Otra de las pruebas fue una extracción de sangre que servirá para detectar posibles enfermedades y para conseguir también una muestra de ADN. Fue quizá lo que menos les gustó ya que en ese momento también abatieron las alas. Ese código genético, ligado a los números de su anilla, servirá asimismo para hacer un seguimiento en caso de que, por ejemplo, sea expoliada. Además, esta avanzada técnica vale igualmente para protegerlas del tráfico ilegal de especies. A este respecto, el biólogo explicó que hay ciertas especies en propiedad de personas, como por ejemplo cetreros, que precisan tener una suerte de pasaporte en el que se detalla su origen y datos. Pues bien, en caso de que se detecte que un ave no dispone de dicha documentación podría llegar a conocerse su procedencia gracias a otra base de datos formada por el convenio Cities (Convención sobre el Comercio Internacional de Especies Amenazadas de Fauna y Flora Silvestres) del que forman parte casi 200 países acudiendo a esa base de datos de ADN.

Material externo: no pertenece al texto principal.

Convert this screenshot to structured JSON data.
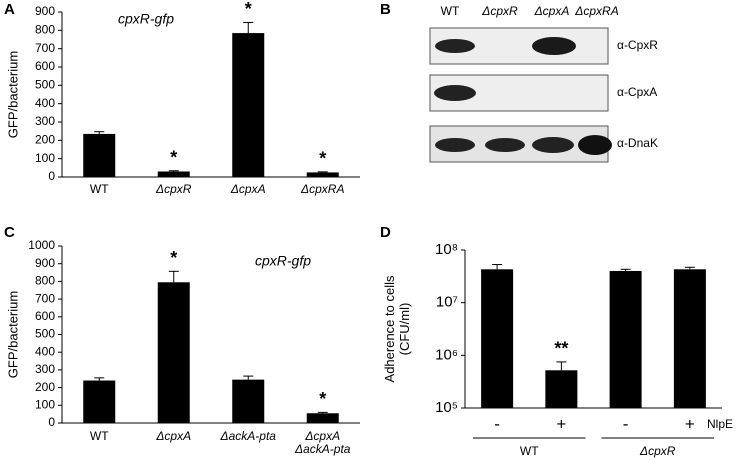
{
  "chart_data": [
    {
      "type": "bar",
      "panel": "A",
      "annotation": "cpxR-gfp",
      "ylabel": "GFP/bacterium",
      "categories": [
        "WT",
        "ΔcpxR",
        "ΔcpxA",
        "ΔcpxRA"
      ],
      "values": [
        235,
        30,
        785,
        25
      ],
      "errors": [
        12,
        4,
        58,
        3
      ],
      "significance": [
        null,
        "*",
        "*",
        "*"
      ],
      "color": "#000000",
      "ylim": [
        0,
        900
      ],
      "yticks": [
        0,
        100,
        200,
        300,
        400,
        500,
        600,
        700,
        800,
        900
      ]
    },
    {
      "type": "bar",
      "panel": "C",
      "annotation": "cpxR-gfp",
      "ylabel": "GFP/bacterium",
      "categories": [
        "WT",
        "ΔcpxA",
        "ΔackA-pta",
        "ΔcpxA ΔackA-pta"
      ],
      "values": [
        240,
        795,
        245,
        55
      ],
      "errors": [
        15,
        62,
        20,
        5
      ],
      "significance": [
        null,
        "*",
        null,
        "*"
      ],
      "color": "#000000",
      "ylim": [
        0,
        1000
      ],
      "yticks": [
        0,
        100,
        200,
        300,
        400,
        500,
        600,
        700,
        800,
        900,
        1000
      ]
    },
    {
      "type": "bar",
      "panel": "D",
      "log_scale": true,
      "ylabel": "Adherence to cells (CFU/ml)",
      "categories": [
        "-",
        "+",
        "-",
        "+"
      ],
      "groups": [
        "WT",
        "ΔcpxR"
      ],
      "xlabel": "NlpE",
      "values": [
        43000000,
        520000,
        40000000,
        43000000
      ],
      "errors": [
        10000000,
        230000,
        3000000,
        4000000
      ],
      "significance": [
        null,
        "**",
        null,
        null
      ],
      "color": "#000000",
      "ylim": [
        100000,
        100000000
      ],
      "yticks": [
        {
          "value": 100000,
          "label": "10⁵"
        },
        {
          "value": 1000000,
          "label": "10⁶"
        },
        {
          "value": 10000000,
          "label": "10⁷"
        },
        {
          "value": 100000000,
          "label": "10⁸"
        }
      ]
    }
  ],
  "blot": {
    "panel": "B",
    "lanes": [
      "WT",
      "ΔcpxR",
      "ΔcpxA",
      "ΔcpxRA"
    ],
    "rows": [
      "α-CpxR",
      "α-CpxA",
      "α-DnaK"
    ]
  }
}
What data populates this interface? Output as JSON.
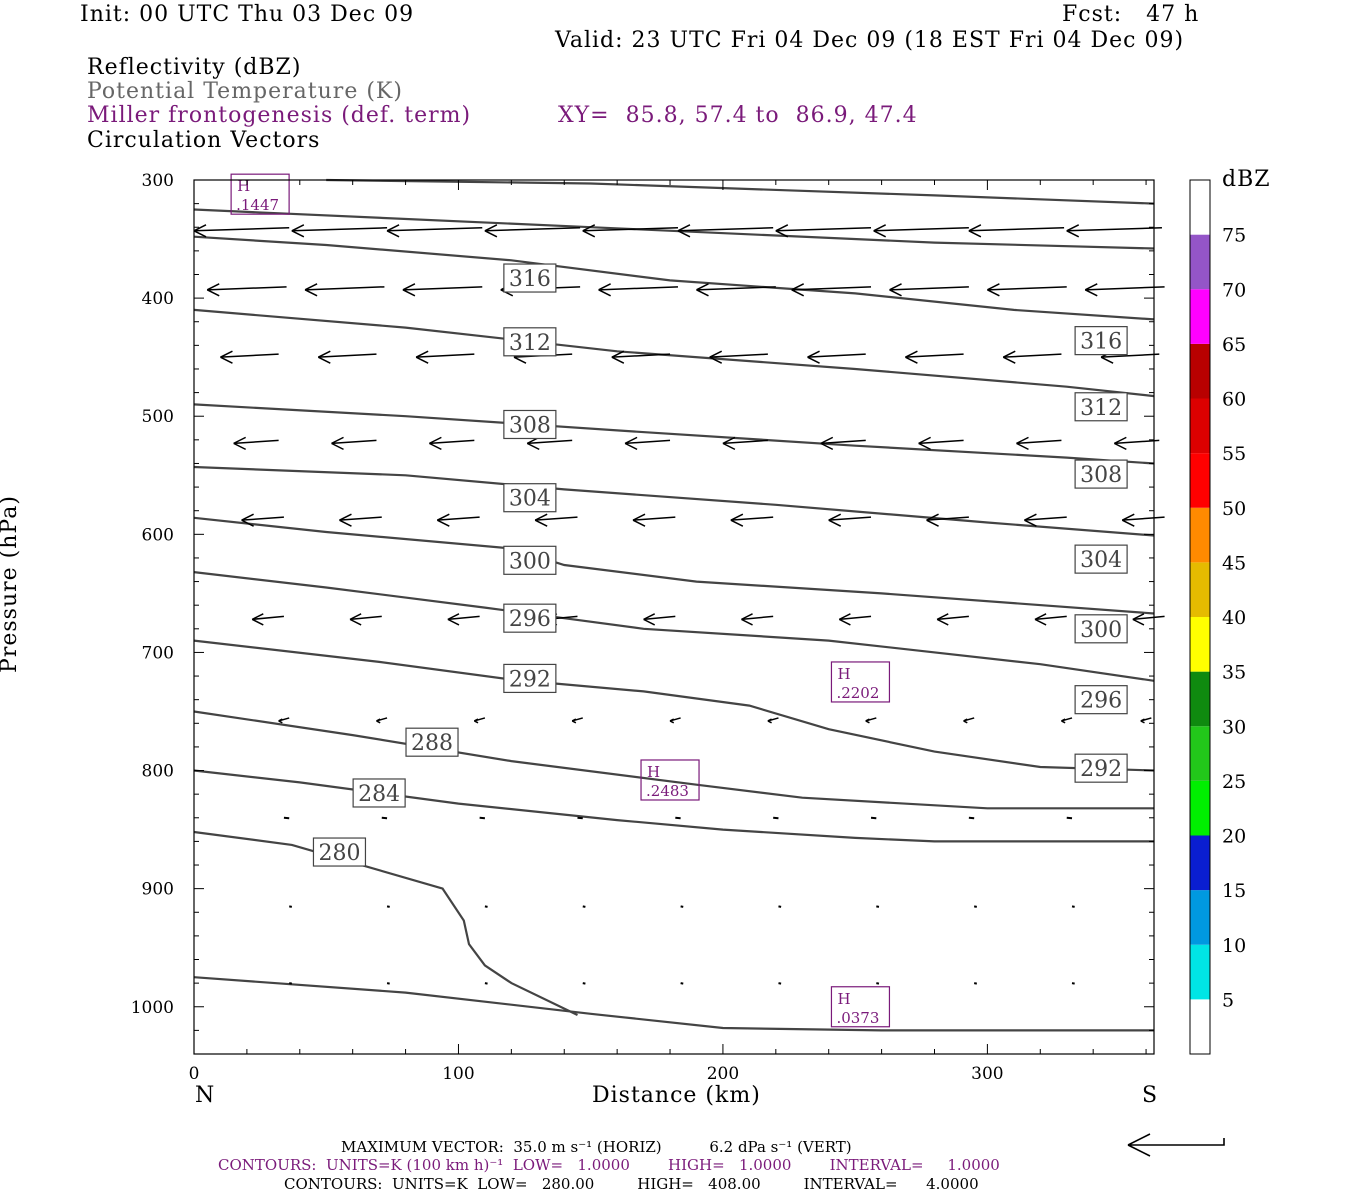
{
  "header": {
    "init": "Init: 00 UTC Thu 03 Dec 09",
    "fcst": "Fcst:   47 h",
    "valid": "Valid: 23 UTC Fri 04 Dec 09 (18 EST Fri 04 Dec 09)",
    "fields": [
      "Reflectivity (dBZ)",
      "Potential Temperature (K)",
      "Miller frontogenesis (def. term)",
      "Circulation Vectors"
    ],
    "xy": "XY=  85.8, 57.4 to  86.9, 47.4"
  },
  "footer": {
    "max_vector": "MAXIMUM VECTOR:  35.0 m s⁻¹ (HORIZ)          6.2 dPa s⁻¹ (VERT)",
    "contours_fronto": "CONTOURS:  UNITS=K (100 km h)⁻¹  LOW=   1.0000        HIGH=   1.0000        INTERVAL=     1.0000",
    "contours_theta": "CONTOURS:  UNITS=K  LOW=   280.00         HIGH=   408.00         INTERVAL=      4.0000"
  },
  "colors": {
    "theta": "#444444",
    "fronto": "#7a1a7a",
    "vectors": "#000000"
  },
  "chart_data": {
    "type": "cross-section",
    "xlabel": "Distance (km)",
    "ylabel": "Pressure (hPa)",
    "xlim": [
      0,
      363
    ],
    "ylim": [
      1040,
      300
    ],
    "x_ticks": [
      0,
      100,
      200,
      300
    ],
    "y_ticks": [
      300,
      400,
      500,
      600,
      700,
      800,
      900,
      1000
    ],
    "x_end_labels": {
      "left": "N",
      "right": "S"
    },
    "theta_contours": [
      {
        "level": 280,
        "points": [
          [
            0,
            852
          ],
          [
            37,
            863
          ],
          [
            94,
            900
          ],
          [
            102,
            927
          ],
          [
            104,
            947
          ],
          [
            110,
            965
          ],
          [
            120,
            980
          ],
          [
            145,
            1007
          ]
        ]
      },
      {
        "level": 280,
        "points": [
          [
            0,
            975
          ],
          [
            80,
            988
          ],
          [
            150,
            1006
          ],
          [
            200,
            1018
          ],
          [
            260,
            1020
          ],
          [
            363,
            1020
          ]
        ]
      },
      {
        "level": 284,
        "points": [
          [
            0,
            800
          ],
          [
            40,
            810
          ],
          [
            100,
            828
          ],
          [
            160,
            842
          ],
          [
            200,
            850
          ],
          [
            250,
            857
          ],
          [
            280,
            860
          ],
          [
            363,
            860
          ]
        ]
      },
      {
        "level": 288,
        "points": [
          [
            0,
            750
          ],
          [
            60,
            770
          ],
          [
            120,
            792
          ],
          [
            190,
            812
          ],
          [
            230,
            823
          ],
          [
            300,
            832
          ],
          [
            363,
            832
          ]
        ]
      },
      {
        "level": 292,
        "points": [
          [
            0,
            690
          ],
          [
            70,
            708
          ],
          [
            120,
            723
          ],
          [
            170,
            733
          ],
          [
            210,
            745
          ],
          [
            240,
            765
          ],
          [
            280,
            784
          ],
          [
            320,
            797
          ],
          [
            363,
            800
          ]
        ]
      },
      {
        "level": 296,
        "points": [
          [
            0,
            632
          ],
          [
            50,
            645
          ],
          [
            110,
            662
          ],
          [
            170,
            680
          ],
          [
            240,
            690
          ],
          [
            320,
            710
          ],
          [
            363,
            724
          ]
        ]
      },
      {
        "level": 300,
        "points": [
          [
            0,
            586
          ],
          [
            50,
            598
          ],
          [
            120,
            612
          ],
          [
            140,
            626
          ],
          [
            190,
            640
          ],
          [
            260,
            650
          ],
          [
            363,
            667
          ]
        ]
      },
      {
        "level": 304,
        "points": [
          [
            0,
            543
          ],
          [
            80,
            550
          ],
          [
            140,
            562
          ],
          [
            220,
            575
          ],
          [
            300,
            590
          ],
          [
            363,
            601
          ]
        ]
      },
      {
        "level": 308,
        "points": [
          [
            0,
            490
          ],
          [
            80,
            500
          ],
          [
            160,
            512
          ],
          [
            250,
            525
          ],
          [
            330,
            535
          ],
          [
            363,
            540
          ]
        ]
      },
      {
        "level": 312,
        "points": [
          [
            0,
            410
          ],
          [
            80,
            425
          ],
          [
            160,
            445
          ],
          [
            250,
            460
          ],
          [
            330,
            475
          ],
          [
            363,
            483
          ]
        ]
      },
      {
        "level": 316,
        "points": [
          [
            0,
            348
          ],
          [
            50,
            355
          ],
          [
            120,
            368
          ],
          [
            180,
            385
          ],
          [
            250,
            396
          ],
          [
            310,
            410
          ],
          [
            363,
            418
          ]
        ]
      },
      {
        "level": 320,
        "points": [
          [
            0,
            325
          ],
          [
            150,
            340
          ],
          [
            280,
            353
          ],
          [
            363,
            358
          ]
        ]
      },
      {
        "level": 324,
        "points": [
          [
            50,
            300
          ],
          [
            150,
            303
          ],
          [
            280,
            313
          ],
          [
            363,
            320
          ]
        ]
      }
    ],
    "theta_labels": [
      {
        "text": "316",
        "x": 127,
        "p": 383
      },
      {
        "text": "312",
        "x": 127,
        "p": 437
      },
      {
        "text": "308",
        "x": 127,
        "p": 507
      },
      {
        "text": "304",
        "x": 127,
        "p": 569
      },
      {
        "text": "300",
        "x": 127,
        "p": 622
      },
      {
        "text": "296",
        "x": 127,
        "p": 671
      },
      {
        "text": "292",
        "x": 127,
        "p": 722
      },
      {
        "text": "288",
        "x": 90,
        "p": 776
      },
      {
        "text": "284",
        "x": 70,
        "p": 819
      },
      {
        "text": "280",
        "x": 55,
        "p": 869
      },
      {
        "text": "316",
        "x": 343,
        "p": 436
      },
      {
        "text": "312",
        "x": 343,
        "p": 492
      },
      {
        "text": "308",
        "x": 343,
        "p": 549
      },
      {
        "text": "304",
        "x": 343,
        "p": 621
      },
      {
        "text": "300",
        "x": 343,
        "p": 680
      },
      {
        "text": "296",
        "x": 343,
        "p": 740
      },
      {
        "text": "292",
        "x": 343,
        "p": 798
      }
    ],
    "fronto_maxima": [
      {
        "label": "H",
        "value": ".1447",
        "x": 25,
        "p": 312
      },
      {
        "label": "H",
        "value": ".2202",
        "x": 252,
        "p": 725
      },
      {
        "label": "H",
        "value": ".2483",
        "x": 180,
        "p": 808
      },
      {
        "label": "H",
        "value": ".0373",
        "x": 252,
        "p": 1000
      }
    ],
    "vectors": [
      {
        "p": 343,
        "y0": 341,
        "len": 36,
        "x": [
          0,
          37,
          73,
          110,
          147,
          183,
          220,
          257,
          293,
          330
        ]
      },
      {
        "p": 393,
        "y0": 396,
        "len": 30,
        "x": [
          5,
          42,
          79,
          116,
          153,
          190,
          226,
          263,
          300,
          337
        ]
      },
      {
        "p": 450,
        "y0": 456,
        "len": 22,
        "x": [
          10,
          47,
          84,
          121,
          158,
          195,
          232,
          269,
          306,
          343
        ]
      },
      {
        "p": 523,
        "y0": 518,
        "len": 17,
        "x": [
          15,
          52,
          89,
          126,
          163,
          200,
          237,
          274,
          311,
          348
        ]
      },
      {
        "p": 588,
        "y0": 585,
        "len": 16,
        "x": [
          18,
          55,
          92,
          129,
          166,
          203,
          240,
          277,
          314,
          351
        ]
      },
      {
        "p": 672,
        "y0": 668,
        "len": 12,
        "x": [
          22,
          59,
          96,
          133,
          170,
          207,
          244,
          281,
          318,
          355
        ]
      },
      {
        "p": 758,
        "y0": 762,
        "len": 4,
        "x": [
          32,
          69,
          106,
          143,
          180,
          217,
          254,
          291,
          328,
          358
        ]
      },
      {
        "p": 840,
        "y0": 847,
        "len": 2,
        "x": [
          34,
          71,
          108,
          145,
          182,
          219,
          256,
          293,
          330
        ]
      },
      {
        "p": 915,
        "y0": 930,
        "len": 1,
        "x": [
          36,
          73,
          110,
          147,
          184,
          221,
          258,
          295,
          332
        ]
      },
      {
        "p": 980,
        "y0": 996,
        "len": 1,
        "x": [
          36,
          73,
          110,
          147,
          184,
          221,
          258,
          295,
          332
        ]
      }
    ],
    "colorbar": {
      "title": "dBZ",
      "labels": [
        5,
        10,
        15,
        20,
        25,
        30,
        35,
        40,
        45,
        50,
        55,
        60,
        65,
        70,
        75
      ],
      "colors": [
        "#ffffff",
        "#00e5e5",
        "#0099e0",
        "#0a1ed1",
        "#00ef00",
        "#22c71a",
        "#0f8a0f",
        "#ffff00",
        "#e5bb00",
        "#ff8a00",
        "#ff0000",
        "#dd0000",
        "#b80000",
        "#ff00ff",
        "#9455c8",
        "#ffffff"
      ]
    }
  }
}
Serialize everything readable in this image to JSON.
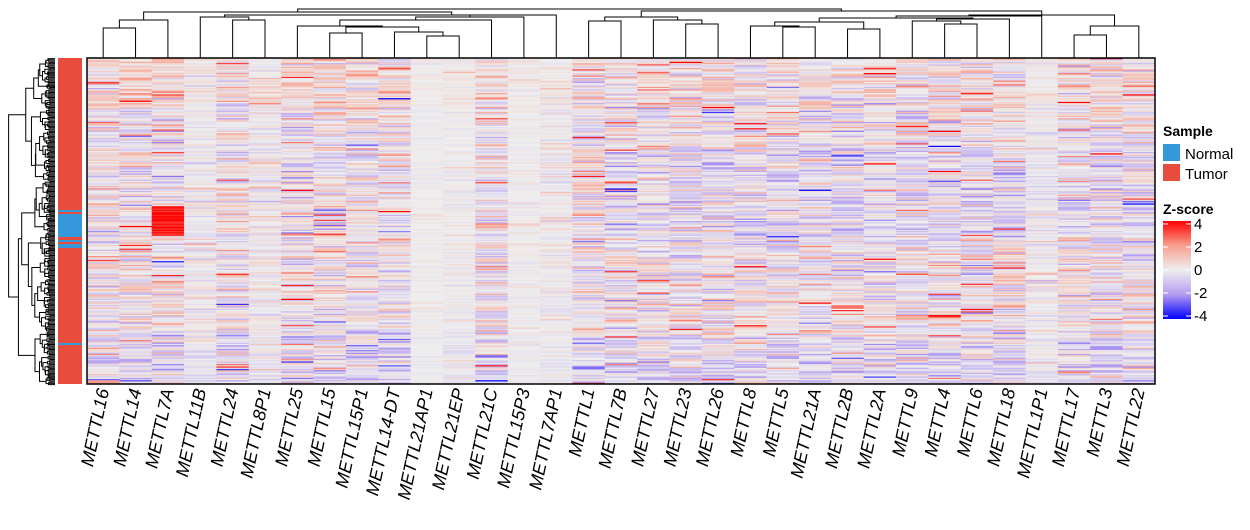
{
  "chart_data": {
    "type": "heatmap",
    "columns": [
      "METTL16",
      "METTL14",
      "METTL7A",
      "METTL11B",
      "METTL24",
      "METTL8P1",
      "METTL25",
      "METTL15",
      "METTL15P1",
      "METTL14-DT",
      "METTL21AP1",
      "METTL21EP",
      "METTL21C",
      "METTL15P3",
      "METTL7AP1",
      "METTL1",
      "METTL7B",
      "METTL27",
      "METTL23",
      "METTL26",
      "METTL8",
      "METTL5",
      "METTL21A",
      "METTL2B",
      "METTL2A",
      "METTL9",
      "METTL4",
      "METTL6",
      "METTL18",
      "METTL1P1",
      "METTL17",
      "METTL3",
      "METTL22"
    ],
    "row_dendrogram": true,
    "column_dendrogram": true,
    "annotation": {
      "title": "Sample",
      "levels": [
        {
          "name": "Normal",
          "color": "#3498DB"
        },
        {
          "name": "Tumor",
          "color": "#E74C3C"
        }
      ]
    },
    "colorbar": {
      "title": "Z-score",
      "ticks": [
        4,
        2,
        0,
        -2,
        -4
      ],
      "range": [
        -4,
        4
      ],
      "colors": {
        "low": "#0000FF",
        "mid": "#EEEEEE",
        "high": "#FF0000"
      }
    }
  }
}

Acabadas las tres intervenciones, los participantes devolvieron a las rapaces al nido con el mismo cuidado con el que una hora antes las habían sacado. Una vez recogido el material, comenzaron el descenso de la Sierra viendo como segundos después la madre de los pequeños búhos regresó al nido sin saber que, probablemente, ya comparte con sus polluelos una anilla metálica que vinculará sus ADN de por vida, a pesar de que su instinto animal los llevará a emprender caminos separados para seguir su ciclo vital.